Return to the classroom
When Beiser first started college, he was drawn to the education program. A looming recession and declining jobs in education in the early 1990s forced him to rethink his original plan, and he switched his major to management. Then after more than a decade in big business, he returned to school to pursue his ultimate dream of becoming a teacher. “I think you get a lot more out of helping kids learn and succeed than any reward you could get in a corporate environment,” asserts Beiser, Master of Arts in Education/Secondary Teacher Education (MAEd/TED-S) ’05. “Regardless of whether you are in private industry or in education, it is important to share things you know with people around you so you can improve yourself.”
Embracing a new challenge
After stints teaching at juvenile hall and a charter school, Beiser accepted a math teacher position at Granger Junior High School in National City outside of San Diego. “[Granger] was the worst school in the Sweetwater Union High School District,” explains Beiser. The school had a low Academic Performance Index (API) score, which is an indicator of the academic performance of schools in California. “We used to send our students to high school and they would drop out,” he adds.

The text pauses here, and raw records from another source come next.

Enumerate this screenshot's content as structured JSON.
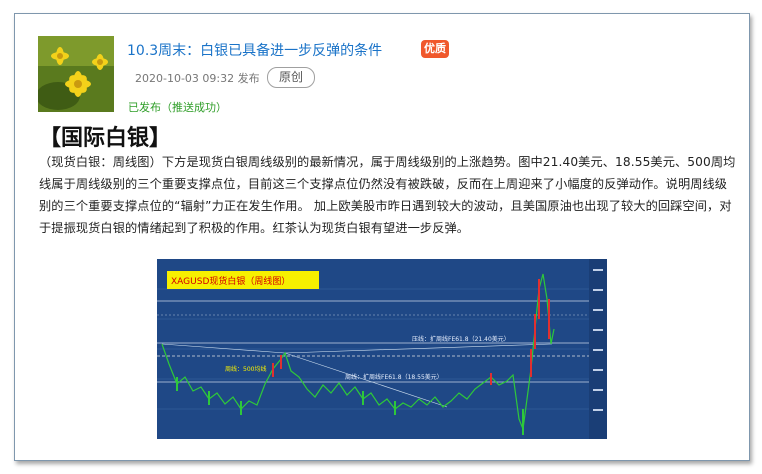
{
  "article": {
    "title": "10.3周末：白银已具备进一步反弹的条件",
    "badge": "优质",
    "datetime": "2020-10-03 09:32 发布",
    "type_label": "原创",
    "status": "已发布（推送成功）",
    "heading": "【国际白银】",
    "body": "（现货白银：周线图）下方是现货白银周线级别的最新情况，属于周线级别的上涨趋势。图中21.40美元、18.55美元、500周均线属于周线级别的三个重要支撑点位，目前这三个支撑点位仍然没有被跌破，反而在上周迎来了小幅度的反弹动作。说明周线级别的三个重要支撑点位的“辐射”力正在发生作用。 加上欧美股市昨日遇到较大的波动，且美国原油也出现了较大的回踩空间，对于提振现货白银的情绪起到了积极的作用。红茶认为现货白银有望进一步反弹。"
  },
  "chart_image": {
    "banner": "XAGUSD现货白银（周线图）",
    "label_upper": "压线：扩周线FE61.8（21.40美元）",
    "label_middle": "周线：500均线",
    "label_lower": "周线：扩周线FE61.8（18.55美元）"
  },
  "colors": {
    "title": "#1a73c8",
    "badge": "#f0582c",
    "status": "#2f9e28",
    "chart_bg": "#1f4886",
    "banner": "#f7f000"
  }
}
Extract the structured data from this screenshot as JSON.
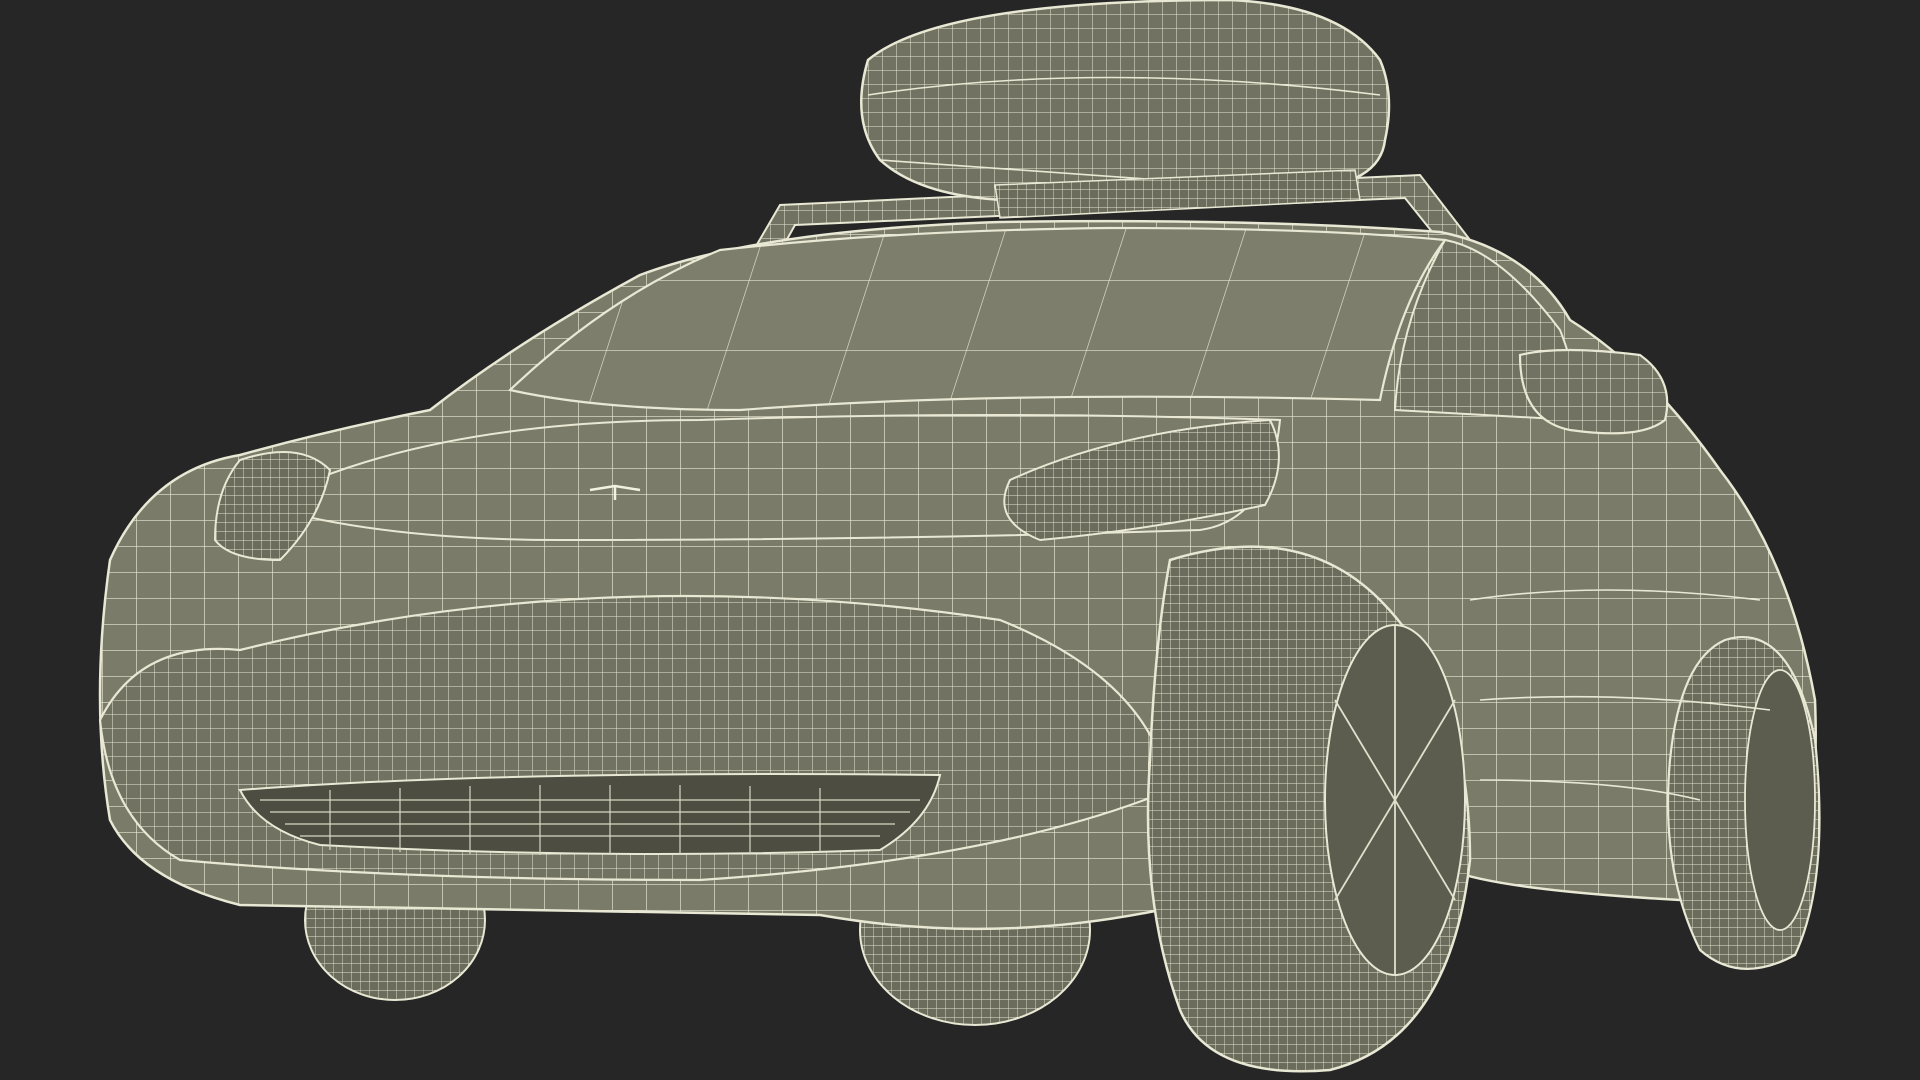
{
  "scene": {
    "subject": "car-wireframe-render",
    "colors": {
      "background": "#262626",
      "body_fill": "#7b7b6a",
      "body_fill_dark": "#5f5f52",
      "shadow_fill": "#4a4a40",
      "wire": "#e8e8d4",
      "wire_dim": "#cfcfbc"
    },
    "elements": [
      "roof-cargo-box",
      "roof-rack",
      "windshield",
      "car-hood",
      "side-mirror",
      "headlight-left",
      "headlight-right",
      "front-bumper",
      "lower-grille",
      "front-wheel-right",
      "rear-wheel-right",
      "front-wheel-left",
      "rear-wheel-left"
    ]
  }
}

Beiser knew his school could do better, and he began researching curriculum strategies and teaching models from around the country. “We changed our curriculum to make sure we gave students more repetition, more practice, more literacy and writing,” he explains. “We tried different strategies to help our students learn.”
These involved adopting new computer programs with proven track records in enhancing education, mandatory after-school tutoring for students who weren’t making the grade and cutting administrative costs so more money was available to support learning.
In the five years Beiser has been at Granger Junior High School, these efforts have paid off. “It’s a turnaround school,” he says, proudly. Granger’s API score has increased from 604 to 795. It has been named a National School to Watch and a State School to Watch by the National Forum, which means it is recognized as a model of what a school can do to improve learning. “The high school we feed into now has an 85 percent graduation rate,” adds Beiser. “That is phenomenal for our neighborhood.”
“A lot of the reforms [we made] were pushed and driven by our principal and staff,” emphasizes Beiser. “We all want to do better and help kids. That’s why we got into education—it is that passion and drive to try to make a difference.” The children aren’t the only ones benefitting from these changes—so is the National City community, an area historically plagued with a high crime rate. “Now these kids have hope and feel connected to the school, clubs and activities. Now they think they can have a brighter future,” says Beiser. “And police say gang activity has dropped off as Granger has become more successful.”
A greater reach
Beiser’s corporate experience has helped prepare him for a leadership role at Granger, as well as in his greater school district. “In the private sector, you collaborate to achieve common goals. At school, it’s about teachers working together,” he says. His experience with budgets and finance has helped him learn to spend money efficiently, a skill he finds invaluable at Granger and in his new role as a member of the San Diego Unified School Board. In 2010, he beat a two-term incumbent to gain a seat.
Beiser has a great challenge ahead as he continues to work to reform local schools with limited funding. “We have to try to balance the budget and protect the quality of education at the same time,” he says.
“If we want a well-educated workforce that can get jobs, be productive, provide for their families and pay into the tax base, then we need a good education system now.”
|Earning high marks
as an educator
In his five years as an educator, Kevin Beiser has amassed an impressive array of awards honoring his efforts. In 2008, he was named San Diego Math Teacher of the Year by the Greater San Diego Math Council. He was recognized with the Distinguished Service Award by the Gifted and Talented Education program, too.
At Granger Junior High School, students also voted Beiser Most Caring Teacher of the Year and Most Inspirational Teacher of the Year.